Causes of Domestic Violence

Not only is it challenging to determine the impact of violence on children, but determining the cause of domestic violence is also complex. Nevertheless, three general approaches attempt to examine possible reasons for violent behavior between individuals who are or have been intimately involved.

Individual Characteristics

One approach focuses on the characteristics of the individuals in the relationship. This approach studies psychological characteristics associated with the violent individual and the victim. Although one attribute by itself will not necessarily explain the characteristics of an abuser or a victim, it is thought that the examination of all attributes combined will help to predict which individuals may be predisposed to be violent or to become a victim of violence.

According to the first theoretical approach, characteristics associated with individuals who abuse their partners include low self-esteem, isolation from social support, a manipulative nature, and a desire for power and control (Kakar 1998). These individuals are likely to be unable to cope with stress, be unwilling to take responsibility for their own actions, have extreme feelings ofjealousy and possessiveness, be overly dependent on the victim, and/or have certain mental or psychological disorders. Additionally, some studies have indicated that violent individuals are more likely to abuse drugs or alcohol. The use of controlled substances, however, has not been shown to necessarily cause violence.

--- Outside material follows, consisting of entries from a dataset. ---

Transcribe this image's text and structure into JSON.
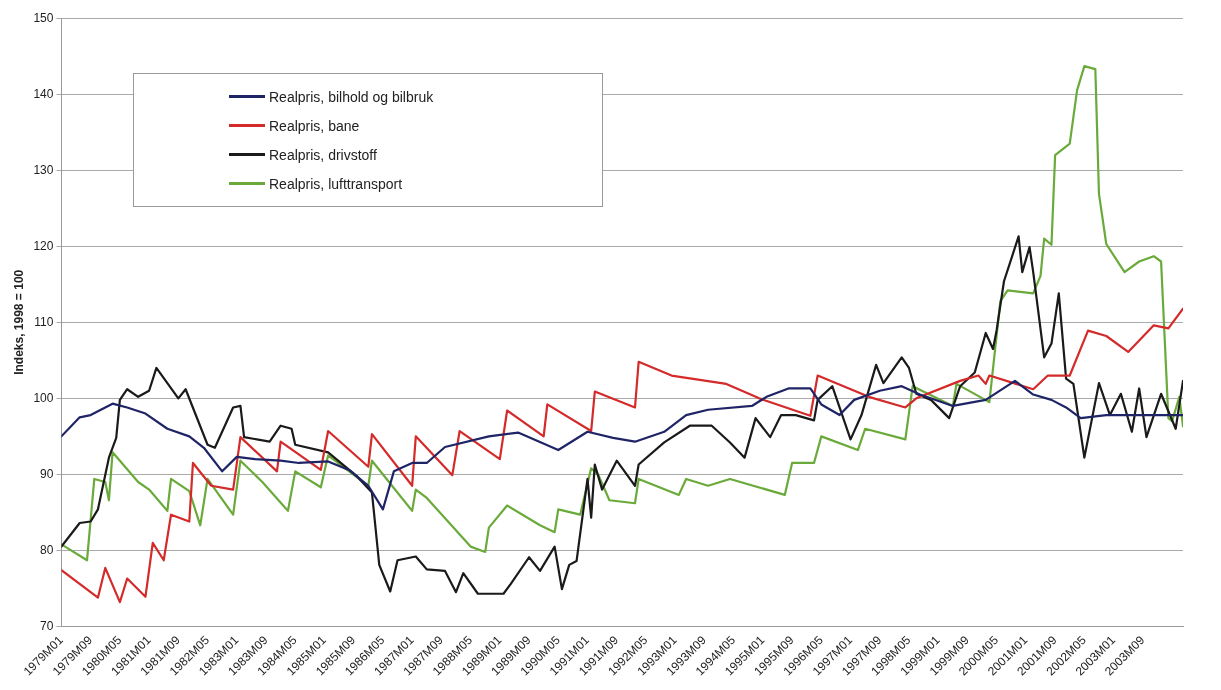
{
  "chart_data": {
    "type": "line",
    "ylabel": "Indeks, 1998 = 100",
    "ylim": [
      70,
      150
    ],
    "yticks": [
      70,
      80,
      90,
      100,
      110,
      120,
      130,
      140,
      150
    ],
    "xlim": [
      "1979-01",
      "2004-08"
    ],
    "xticks": [
      {
        "value": "1979-01",
        "label": "1979M01"
      },
      {
        "value": "1979-09",
        "label": "1979M09"
      },
      {
        "value": "1980-05",
        "label": "1980M05"
      },
      {
        "value": "1981-01",
        "label": "1981M01"
      },
      {
        "value": "1981-09",
        "label": "1981M09"
      },
      {
        "value": "1982-05",
        "label": "1982M05"
      },
      {
        "value": "1983-01",
        "label": "1983M01"
      },
      {
        "value": "1983-09",
        "label": "1983M09"
      },
      {
        "value": "1984-05",
        "label": "1984M05"
      },
      {
        "value": "1985-01",
        "label": "1985M01"
      },
      {
        "value": "1985-09",
        "label": "1985M09"
      },
      {
        "value": "1986-05",
        "label": "1986M05"
      },
      {
        "value": "1987-01",
        "label": "1987M01"
      },
      {
        "value": "1987-09",
        "label": "1987M09"
      },
      {
        "value": "1988-05",
        "label": "1988M05"
      },
      {
        "value": "1989-01",
        "label": "1989M01"
      },
      {
        "value": "1989-09",
        "label": "1989M09"
      },
      {
        "value": "1990-05",
        "label": "1990M05"
      },
      {
        "value": "1991-01",
        "label": "1991M01"
      },
      {
        "value": "1991-09",
        "label": "1991M09"
      },
      {
        "value": "1992-05",
        "label": "1992M05"
      },
      {
        "value": "1993-01",
        "label": "1993M01"
      },
      {
        "value": "1993-09",
        "label": "1993M09"
      },
      {
        "value": "1994-05",
        "label": "1994M05"
      },
      {
        "value": "1995-01",
        "label": "1995M01"
      },
      {
        "value": "1995-09",
        "label": "1995M09"
      },
      {
        "value": "1996-05",
        "label": "1996M05"
      },
      {
        "value": "1997-01",
        "label": "1997M01"
      },
      {
        "value": "1997-09",
        "label": "1997M09"
      },
      {
        "value": "1998-05",
        "label": "1998M05"
      },
      {
        "value": "1999-01",
        "label": "1999M01"
      },
      {
        "value": "1999-09",
        "label": "1999M09"
      },
      {
        "value": "2000-05",
        "label": "2000M05"
      },
      {
        "value": "2001-01",
        "label": "2001M01"
      },
      {
        "value": "2001-09",
        "label": "2001M09"
      },
      {
        "value": "2002-05",
        "label": "2002M05"
      },
      {
        "value": "2003-01",
        "label": "2003M01"
      },
      {
        "value": "2003-09",
        "label": "2003M09"
      }
    ],
    "grid": "y",
    "legend": "top left",
    "marker": "none",
    "line_style": "solid",
    "series": [
      {
        "name": "Realpris, bilhold og bilbruk",
        "color": "#1f2466",
        "x": [
          "1979-01",
          "1979-06",
          "1979-09",
          "1980-03",
          "1980-07",
          "1980-12",
          "1981-06",
          "1981-12",
          "1982-04",
          "1982-09",
          "1983-01",
          "1983-06",
          "1984-01",
          "1984-06",
          "1985-02",
          "1985-08",
          "1986-01",
          "1986-05",
          "1986-08",
          "1987-01",
          "1987-05",
          "1987-10",
          "1988-10",
          "1989-06",
          "1990-05",
          "1991-01",
          "1991-08",
          "1992-02",
          "1992-10",
          "1993-04",
          "1993-10",
          "1994-10",
          "1995-02",
          "1995-08",
          "1996-02",
          "1996-05",
          "1996-10",
          "1997-02",
          "1997-09",
          "1998-03",
          "1998-08",
          "1999-05",
          "2000-02",
          "2000-10",
          "2001-03",
          "2001-08",
          "2001-12",
          "2002-04",
          "2002-11",
          "2003-08",
          "2004-08"
        ],
        "values": [
          95,
          97.5,
          97.8,
          99.3,
          98.8,
          98,
          96,
          95,
          93.5,
          90.4,
          92.3,
          92,
          91.8,
          91.5,
          91.7,
          90.5,
          88.5,
          85.4,
          90.4,
          91.5,
          91.5,
          93.6,
          95,
          95.5,
          93.2,
          95.6,
          94.8,
          94.3,
          95.6,
          97.8,
          98.5,
          99,
          100.2,
          101.3,
          101.3,
          99.2,
          97.8,
          99.8,
          101,
          101.6,
          100.5,
          99,
          99.8,
          102.3,
          100.5,
          99.8,
          98.8,
          97.4,
          97.8,
          97.8,
          97.8
        ]
      },
      {
        "name": "Realpris, bane",
        "color": "#d42a2a",
        "x": [
          "1979-01",
          "1979-11",
          "1980-01",
          "1980-05",
          "1980-07",
          "1980-12",
          "1981-02",
          "1981-05",
          "1981-07",
          "1981-12",
          "1982-01",
          "1982-06",
          "1982-12",
          "1983-02",
          "1983-12",
          "1984-01",
          "1984-12",
          "1985-02",
          "1986-01",
          "1986-02",
          "1987-01",
          "1987-02",
          "1987-12",
          "1988-02",
          "1989-01",
          "1989-03",
          "1990-01",
          "1990-02",
          "1991-02",
          "1991-03",
          "1992-02",
          "1992-03",
          "1992-12",
          "1994-03",
          "1994-12",
          "1996-02",
          "1996-04",
          "1997-06",
          "1998-04",
          "1998-07",
          "1999-07",
          "1999-12",
          "2000-02",
          "2000-03",
          "2001-03",
          "2001-07",
          "2002-01",
          "2002-06",
          "2002-11",
          "2003-05",
          "2003-12",
          "2004-04",
          "2004-08"
        ],
        "values": [
          77.4,
          73.8,
          77.7,
          73.2,
          76.3,
          73.9,
          81,
          78.7,
          84.7,
          83.8,
          91.5,
          88.5,
          88,
          94.9,
          90.4,
          94.3,
          90.6,
          95.7,
          91,
          95.3,
          88.5,
          95,
          89.9,
          95.7,
          92,
          98.4,
          95,
          99.2,
          95.7,
          100.9,
          98.8,
          104.8,
          103,
          101.9,
          100,
          97.7,
          103,
          100.2,
          98.8,
          100,
          102.3,
          103,
          101.9,
          103,
          101.2,
          103,
          103,
          108.9,
          108.2,
          106.1,
          109.6,
          109.2,
          111.8
        ]
      },
      {
        "name": "Realpris, drivstoff",
        "color": "#1a1a1a",
        "x": [
          "1979-01",
          "1979-06",
          "1979-09",
          "1979-11",
          "1980-02",
          "1980-04",
          "1980-05",
          "1980-07",
          "1980-10",
          "1981-01",
          "1981-03",
          "1981-09",
          "1981-11",
          "1982-05",
          "1982-07",
          "1982-12",
          "1983-02",
          "1983-03",
          "1983-10",
          "1984-01",
          "1984-04",
          "1984-05",
          "1985-02",
          "1985-10",
          "1986-02",
          "1986-04",
          "1986-07",
          "1986-09",
          "1987-02",
          "1987-05",
          "1987-10",
          "1988-01",
          "1988-03",
          "1988-07",
          "1989-02",
          "1989-04",
          "1989-09",
          "1989-12",
          "1990-04",
          "1990-06",
          "1990-08",
          "1990-10",
          "1991-01",
          "1991-02",
          "1991-03",
          "1991-05",
          "1991-09",
          "1992-02",
          "1992-03",
          "1992-10",
          "1993-05",
          "1993-11",
          "1994-04",
          "1994-08",
          "1994-11",
          "1995-03",
          "1995-06",
          "1995-10",
          "1996-03",
          "1996-04",
          "1996-08",
          "1997-01",
          "1997-04",
          "1997-08",
          "1997-10",
          "1998-03",
          "1998-05",
          "1998-07",
          "1998-11",
          "1999-04",
          "1999-07",
          "1999-11",
          "2000-02",
          "2000-04",
          "2000-05",
          "2000-07",
          "2000-11",
          "2000-12",
          "2001-02",
          "2001-03",
          "2001-06",
          "2001-08",
          "2001-10",
          "2001-12",
          "2002-02",
          "2002-05",
          "2002-09",
          "2002-12",
          "2003-03",
          "2003-06",
          "2003-08",
          "2003-10",
          "2004-02",
          "2004-06",
          "2004-08"
        ],
        "values": [
          80.5,
          83.6,
          83.8,
          85.4,
          92.2,
          94.8,
          99.8,
          101.2,
          100.2,
          101,
          104,
          100,
          101.2,
          93.9,
          93.5,
          98.8,
          99,
          94.9,
          94.3,
          96.4,
          96,
          93.9,
          92.9,
          89.7,
          87.6,
          78.1,
          74.6,
          78.7,
          79.2,
          77.5,
          77.3,
          74.5,
          77,
          74.3,
          74.3,
          75.6,
          79.1,
          77.3,
          80.5,
          74.9,
          78.1,
          78.6,
          89.4,
          84.3,
          91.3,
          88,
          91.8,
          88.5,
          91.3,
          94.2,
          96.4,
          96.4,
          94.2,
          92.2,
          97.4,
          94.9,
          97.8,
          97.8,
          97.1,
          99.8,
          101.6,
          94.6,
          97.8,
          104.4,
          102,
          105.4,
          104,
          100.6,
          99.8,
          97.4,
          101.6,
          103.4,
          108.6,
          106.5,
          109,
          115.4,
          121.3,
          116.6,
          119.9,
          116.6,
          105.4,
          107.2,
          113.8,
          102.6,
          101.9,
          92.2,
          102,
          97.8,
          100.6,
          95.6,
          101.3,
          94.9,
          100.6,
          96,
          102.3
        ]
      },
      {
        "name": "Realpris, lufttransport",
        "color": "#6aaa3a",
        "x": [
          "1979-01",
          "1979-08",
          "1979-10",
          "1980-01",
          "1980-02",
          "1980-03",
          "1980-10",
          "1981-01",
          "1981-06",
          "1981-07",
          "1981-12",
          "1982-03",
          "1982-05",
          "1982-12",
          "1983-02",
          "1983-08",
          "1984-03",
          "1984-05",
          "1984-12",
          "1985-02",
          "1986-01",
          "1986-02",
          "1987-01",
          "1987-02",
          "1987-05",
          "1988-05",
          "1988-09",
          "1988-10",
          "1989-03",
          "1989-12",
          "1990-04",
          "1990-05",
          "1990-11",
          "1991-02",
          "1991-04",
          "1991-07",
          "1992-02",
          "1992-03",
          "1993-02",
          "1993-04",
          "1993-10",
          "1994-04",
          "1995-07",
          "1995-09",
          "1996-03",
          "1996-05",
          "1997-03",
          "1997-05",
          "1998-04",
          "1998-06",
          "1999-05",
          "1999-06",
          "2000-03",
          "2000-06",
          "2000-08",
          "2001-03",
          "2001-05",
          "2001-06",
          "2001-08",
          "2001-09",
          "2002-01",
          "2002-03",
          "2002-05",
          "2002-08",
          "2002-09",
          "2002-11",
          "2003-04",
          "2003-08",
          "2003-12",
          "2004-02",
          "2004-04",
          "2004-05",
          "2004-07",
          "2004-08"
        ],
        "values": [
          80.8,
          78.7,
          89.4,
          89,
          86.6,
          92.9,
          89,
          88,
          85.2,
          89.4,
          87.8,
          83.3,
          89.4,
          84.7,
          91.8,
          89,
          85.2,
          90.4,
          88.3,
          92.5,
          88.5,
          91.8,
          85.2,
          88,
          86.9,
          80.5,
          79.8,
          83,
          85.9,
          83.3,
          82.4,
          85.4,
          84.7,
          90.8,
          89.9,
          86.6,
          86.2,
          89.4,
          87.3,
          89.4,
          88.5,
          89.4,
          87.3,
          91.5,
          91.5,
          95,
          93.2,
          96,
          94.6,
          101.6,
          99,
          101.9,
          99.5,
          112.8,
          114.2,
          113.8,
          116.1,
          121,
          120.2,
          132,
          133.5,
          140.5,
          143.7,
          143.3,
          126.9,
          120.3,
          116.6,
          118,
          118.7,
          118,
          97.4,
          97,
          100.2,
          96.3
        ]
      }
    ]
  }
}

The characteristics that have been associated with the victims of violence are used to explain why individuals would become involved with and/or remain in a relationship with an abusive person. Attributes associated with the victim include low self-esteem; isolation from social support; feelings of shame, guilt, and self-blame; and mental illness such as depression. Some researchers suggest that victims experience feelings of helplessness that prevent them from leaving the relationship. After repeated failures of escape, victims believe that they cannot escape the relationship and resign themselves to remain in the violent atmosphere.

Another theory used to explain why victims remain in abusive relationships proposes that violence occurs in a cycle. This theory, first introduced by Len-ore Walker in 1979, contains three main phases: (1) tension-building, (2) acute battering incident, and (3) calm, loving respite. The first phase includes minor incidents of abuse such as verbal attacks. During this stage the victim submits to the wishes of the violent individual in order to appease the attacker. The second phase contains more severe abuse and is followed by the third phase or the ''honeymoon period.'' In the last phase, the abuser becomes loving and attentive and apologizes profusely for the attack. The victim

Women and children living together in a shelter for victims of domestic violence. Many cases of domestic violence and abuse go unreported for fear of retaliation by the victimizer. (Hulton-Deutsch Collection/Corbis)

believes that the violent behavior will stop and remains in the relationship. The tension-building occurs again, however, and the cycle repeats itself, leaving the victim to feel trapped and helpless.

Family Structure

Another approach to understanding domestic violence moves attention away from the individual and focuses on the structure of the family. In this approach, it is believed that certain characteristics put a family or a couple at risk for violence. Individuals who have witnessed violence within their own family as a child may be more likely to imitate similar behavior in their relationships as adults. At the same time, conditions exist that produce stress and conflict on the family. Factors such as low socioeconomic status; low-income occupations, which may result in frequent unemployment; and little to no social support from family, friends, or the community create high levels of stress. It is hypothesized that individuals who have learned to resolve conflict with violence use violence as a method of coping with these types of stressors (Flowers 2000).

Societal Perspective

A third approach takes a broader perspective than the previous two and examines domestic violence in the context of society and societal values. Violence against women is considered to be accepted by society as it has been supported through law and religion since the beginning of recorded time. This approach examines the traditional dominance of men in society, which has condoned and even encouraged men to act violently toward women to maintain dominance and control over them. An unequal distribution of power in the relationships between men and women assigns women a lower status. From this position of subordination, women become dependent upon their spouses or partners and are subjected to the demands and abuse of their mates.

The societal perspective may help to explain the lack of public attention to problems of domestic violence and prosecution of abusers until the 1970s. Permission for violence by men against their wives has been reinforced through Western religion and law for centuries. Examples of spousal abuse can be found in the Bible and serve to justify a husband's right to control the behavior of his wife. During the Middle Ages, English common law allowed a husband to chastise his wife as long as he used a stick no larger than the width of his thumb, a concept commonly known as the ''rule of thumb.'' Although legislation was enacted in the American colonies to outlaw domestic violence in 1641, with later laws originating in the late 1800s, the laws were not usually enforced and served only to curtail extreme cases of violence. It is purported that American society's apparent acceptance of domestic violence resulted from long-held beliefs in Western society that supported a husband's control of his wife and that discouraged intervention by the law.